Maybe just try TargetClass instead of TargetClassProbability first. I will look more into it as soon as I am able to run it myself.

Unfortunately, I still get the same results...

btw, the concept of the tool is great! can't wait to use and develop some attacks of my own

jonasrauber commented 7 years ago

Okay, that's weird. Let's go back to the basics: can you try Misclassification as the criterion and GradientAttack as the attack. Also: what do you mean by the process never ends, i.e. how long did you let it run?

jonasrauber commented 7 years ago

For the LBFGSAttack, you can also pass maxiter with a lower value (150 by default): adversarial = attack(image=image, label=label, maxiter=10)

jonasrauber commented 7 years ago

Oh, and you can pass verbose=True: attack(image=image, label=label, maxiter=10, verbose=True)

dkarmon commented 7 years ago

Okay, that's weird. Let's go back to the basics: can you try Misclassification as the criterion and GradientAttack as the attack.


criterion = Misclassification()
attack = GradientAttack(model, criterion)
label = np.argmax(model.predictions(image))

adversarial = attack(image=image, label=label)

Works! although notice the noise is not transparent...

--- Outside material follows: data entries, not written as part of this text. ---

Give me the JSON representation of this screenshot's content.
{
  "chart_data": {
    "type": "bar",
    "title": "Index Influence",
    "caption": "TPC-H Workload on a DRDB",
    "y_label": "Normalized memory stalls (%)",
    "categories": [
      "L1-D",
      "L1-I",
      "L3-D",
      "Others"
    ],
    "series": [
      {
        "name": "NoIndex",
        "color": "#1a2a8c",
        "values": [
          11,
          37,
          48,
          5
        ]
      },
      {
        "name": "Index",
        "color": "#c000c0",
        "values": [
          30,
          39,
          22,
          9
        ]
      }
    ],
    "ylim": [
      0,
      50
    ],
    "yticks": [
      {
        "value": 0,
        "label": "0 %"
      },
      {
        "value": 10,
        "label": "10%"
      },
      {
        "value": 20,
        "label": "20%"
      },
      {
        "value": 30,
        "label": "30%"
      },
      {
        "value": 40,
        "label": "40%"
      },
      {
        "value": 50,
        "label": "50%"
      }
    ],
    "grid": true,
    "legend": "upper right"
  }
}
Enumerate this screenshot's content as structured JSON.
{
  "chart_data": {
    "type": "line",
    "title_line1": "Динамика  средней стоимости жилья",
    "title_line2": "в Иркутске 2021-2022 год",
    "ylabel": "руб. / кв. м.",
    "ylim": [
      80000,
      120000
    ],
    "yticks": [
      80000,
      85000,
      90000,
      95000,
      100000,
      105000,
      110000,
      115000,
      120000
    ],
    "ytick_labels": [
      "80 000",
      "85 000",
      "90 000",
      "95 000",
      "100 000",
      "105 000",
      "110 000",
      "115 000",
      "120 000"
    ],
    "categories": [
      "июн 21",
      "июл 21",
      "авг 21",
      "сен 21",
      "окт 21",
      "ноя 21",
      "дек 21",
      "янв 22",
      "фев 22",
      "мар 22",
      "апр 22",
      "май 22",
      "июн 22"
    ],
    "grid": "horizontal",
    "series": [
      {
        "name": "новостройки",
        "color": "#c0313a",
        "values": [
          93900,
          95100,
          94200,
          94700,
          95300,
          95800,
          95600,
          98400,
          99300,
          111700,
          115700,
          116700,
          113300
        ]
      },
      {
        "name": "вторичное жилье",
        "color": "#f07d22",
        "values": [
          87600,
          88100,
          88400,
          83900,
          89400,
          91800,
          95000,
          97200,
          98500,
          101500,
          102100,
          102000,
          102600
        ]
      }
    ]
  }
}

![image](https://user-images.githubusercontent.com/669552/30642785-e170bf98-9e14-11e7-94dc-5c59d9a6d6b4.png)

> Also: what do you mean by the process never ends, i.e. how long did you let it run?
More than 20 minutes

> For the LBFGSAttack, you can also pass maxiter with a lower value (150 by default): adversarial = attack(image=image, label=label, maxiter=10, **verbose=True**)

Same results. Also, the verbose attribute doesn't seem to enable to print any messages in the console
jonasrauber commented 7 years ago

The images in your code are floats between 0 and 255. Matplotlib's imshow expects either integers between 0 and 255 or floats between 0 and 1.

Just divide by 255, then you see that the adversarial is actually very close to the original ;-)

    plt.subplot(1, 3, 1)
    plt.imshow(image / 255)

    plt.subplot(1, 3, 2)
    plt.imshow(adversarial / 255)

    plt.subplot(1, 3, 3)
    plt.imshow(scipy.linalg.norm(adversarial - image, axis=-1))

download

jonasrauber commented 7 years ago

Regarding your issue with the LBFGSAttack. I now tried your code and for me it works well. Do you have a GPU? For me, it takes 6 seconds (maxiter 5), 30 seconds (maxiter 50), 75 seconds (maxiter 150 = default).

with foolbox.models.TensorFlowModel(images, logits, (0, 255)) as model:
    restorer.restore(model.session, "/gpfs01/bethge/data/tf-model-checkpoints/vgg_19.ckpt")
    print(np.argmax(model.predictions(image)))
    target_class = 22
    criterion = foolbox.criteria.TargetClass(target_class)

    attack = LBFGSAttack(model, criterion)
    label = np.argmax(model.predictions(image))

    adversarial = attack(image=image, label=label, maxiter=5)

    plt.subplot(1, 3, 1)
    plt.imshow(image / 255)

    plt.subplot(1, 3, 2)
    plt.imshow(adversarial / 255)

    plt.subplot(1, 3, 3)
    plt.imshow(scipy.linalg.norm(adversarial - image, axis=-1))

    print(np.argmax(model.predictions(adversarial)))

outputs 281 and 22.

My best guess: you don't have a graphics card and therefore VGG is extremely slow

jonasrauber commented 7 years ago

@dkarmon I just fixed the preprocessed vs. image mistake I pointed out earlier. From my side this issue can be closed. What about you? Still open questions?

jonasrauber commented 7 years ago

btw, the concept of the tool is great! can't wait to use and develop some attacks of my own

Looking forward to your contribution ;-)

dkarmon commented 7 years ago

My best guess: you don't have a graphics card and therefore VGG is extremely slow

You are right, I do not have a GPU so it should be slower. However, in my experience, it shouldn't take that long... generating an adversary example on a VGG using a very naive code took me up less than one minute... nevermind, though :)

@dkarmon I just fixed the preprocessed vs. image mistake I pointed out earlier. From my side this issue can be closed. What about you? Still open questions?

All is good! thanks

jonasrauber commented 7 years ago

FGSM (GradientSignAttack) should be fast in your case, too. But L-BFGS requires many evaluations and VGG is large, so it should really be run on a GPU.